デパートで買い物をしていて時間の約束を思い出した。恐れ入りますがと男の店員に時刻をたずねた。その人は自分の腕時計をのぞき、教えてくれながら、急に怪訝そうな顔になった。私は腕時計をしていたのである。
『夜中の薔薇』より
 
好きな本は二冊買う時には三冊四冊と買う。
読んでいる途中、あるいは読み終わってから、ぼんやりするのが好きだ。砂地に水がしみ通るように、体のなかになにかがひろがってゆくようで「幸福」とはこれを言うのかと思うことがある。
『夜中の薔薇』より
 
読みながらその場面に出くわした向田さんの姿を勝手に想像するのも楽しいのです。
 
反面お洒落で旅、料理が好き、面倒見が良くてものや人をとても大切にしていくところは、わたしにはかけてるところばかり。

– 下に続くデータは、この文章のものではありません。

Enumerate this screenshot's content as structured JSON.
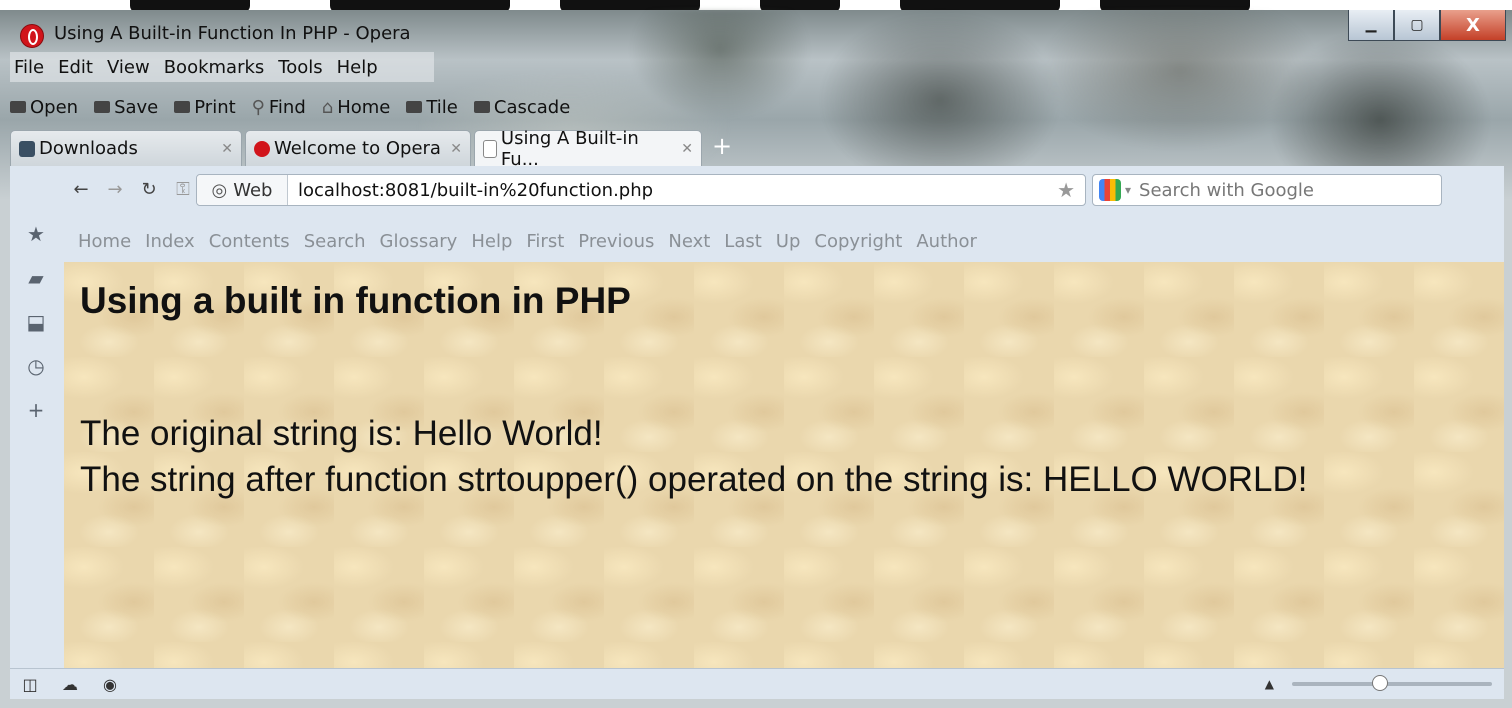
{
  "window": {
    "title": "Using A Built-in Function In PHP - Opera",
    "minimize_icon": "minimize-icon",
    "maximize_icon": "maximize-icon",
    "close_icon": "close-icon"
  },
  "menu": {
    "items": [
      "File",
      "Edit",
      "View",
      "Bookmarks",
      "Tools",
      "Help"
    ]
  },
  "toolbar": {
    "items": [
      {
        "label": "Open",
        "icon": "folder-icon"
      },
      {
        "label": "Save",
        "icon": "save-icon"
      },
      {
        "label": "Print",
        "icon": "print-icon"
      },
      {
        "label": "Find",
        "icon": "find-icon"
      },
      {
        "label": "Home",
        "icon": "home-icon"
      },
      {
        "label": "Tile",
        "icon": "tile-icon"
      },
      {
        "label": "Cascade",
        "icon": "cascade-icon"
      }
    ]
  },
  "tabs": [
    {
      "label": "Downloads",
      "icon": "downloads-icon",
      "active": false
    },
    {
      "label": "Welcome to Opera",
      "icon": "opera-icon",
      "active": false
    },
    {
      "label": "Using A Built-in Fu...",
      "icon": "page-icon",
      "active": true
    }
  ],
  "address": {
    "chip_label": "Web",
    "url": "localhost:8081/built-in%20function.php"
  },
  "search": {
    "placeholder": "Search with Google"
  },
  "linkbar": {
    "items": [
      "Home",
      "Index",
      "Contents",
      "Search",
      "Glossary",
      "Help",
      "First",
      "Previous",
      "Next",
      "Last",
      "Up",
      "Copyright",
      "Author"
    ]
  },
  "page": {
    "heading": "Using a built in function in PHP",
    "line1": "The original string is: Hello World!",
    "line2": "The string after function strtoupper() operated on the string is: HELLO WORLD!"
  },
  "colors": {
    "page_background": "#ead7ad",
    "chrome": "#dde6f0",
    "opera_red": "#d1141b"
  }
}
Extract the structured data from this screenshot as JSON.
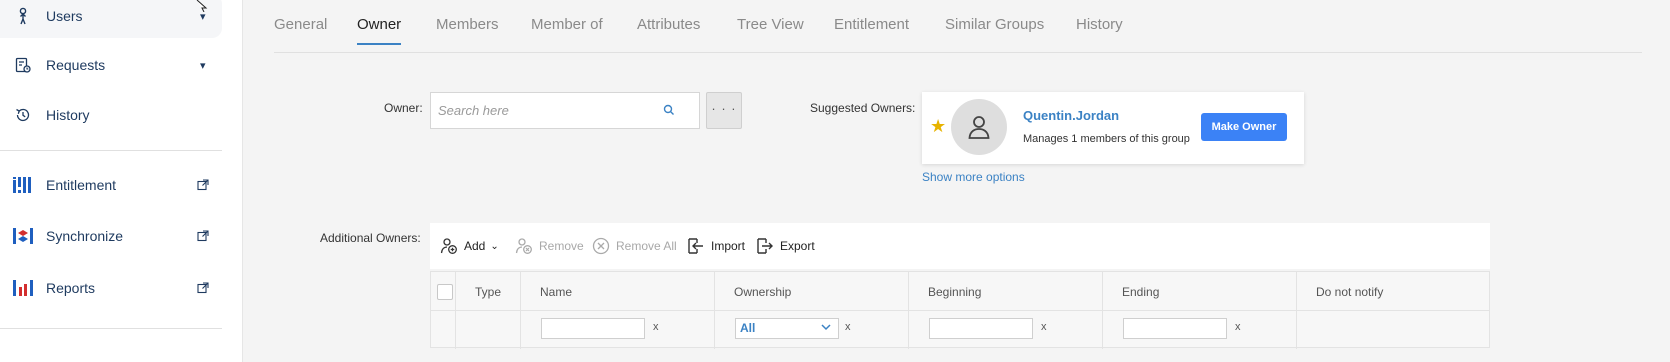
{
  "sidebar": {
    "items": [
      {
        "label": "Users",
        "icon": "user-icon",
        "caret": "▾"
      },
      {
        "label": "Requests",
        "icon": "requests-icon",
        "caret": "▾"
      },
      {
        "label": "History",
        "icon": "history-icon"
      },
      {
        "label": "Entitlement",
        "icon": "entitlement-icon"
      },
      {
        "label": "Synchronize",
        "icon": "synchronize-icon"
      },
      {
        "label": "Reports",
        "icon": "reports-icon"
      }
    ]
  },
  "tabs": [
    "General",
    "Owner",
    "Members",
    "Member of",
    "Attributes",
    "Tree View",
    "Entitlement",
    "Similar Groups",
    "History"
  ],
  "active_tab": "Owner",
  "owner": {
    "label": "Owner:",
    "search_placeholder": "Search here",
    "browse_label": "· · ·"
  },
  "suggested": {
    "label": "Suggested Owners:",
    "name": "Quentin.Jordan",
    "description": "Manages 1 members of this group",
    "make_owner_label": "Make Owner",
    "show_more_label": "Show more options"
  },
  "additional": {
    "label": "Additional Owners:",
    "toolbar": {
      "add": "Add",
      "remove": "Remove",
      "remove_all": "Remove All",
      "import": "Import",
      "export": "Export"
    },
    "columns": {
      "type": "Type",
      "name": "Name",
      "ownership": "Ownership",
      "beginning": "Beginning",
      "ending": "Ending",
      "do_not_notify": "Do not notify"
    },
    "filter": {
      "ownership_value": "All",
      "clear_label": "x"
    }
  },
  "colors": {
    "accent": "#3b82c4",
    "button": "#3b82f6",
    "star": "#e7b300",
    "nav_text": "#1e3a5f"
  }
}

自分に似合う、自分を引き立てるセーターや口紅を選ぶように、ことばも選んでみたらどうだろう。ことばのお洒落は、ファッションのように遠目で人をひきつけはしない。無料で手に入る最高のアクセサリーである。
『夜中の薔薇』より。
 
洋服の着こなしはもちろん素敵な向田さん。
わたしは足元にも及ばないがこれだったらこれなら真似できるかな?
 
たけのこの皮むき、蕗の皮むき。このふたつは特にたのしい。たけのこは、もうこの辺でよそうか、と迷いながら、もう一枚もう一枚とむいてゆく面白さ。蕗はスーと一直線に縦にむけるいさきよさが嬉しいのである。
『夜中の薔薇』より。
 
料理の工程を楽しんで取り組む姿勢が素敵だなあ。
向田さんの本と出会ってからわたしにとって、一番好きな作家となり憧れの女性となり、今もこれからもわたしは向田さんの作品を通して思い続けることは決してなくならないでしょう。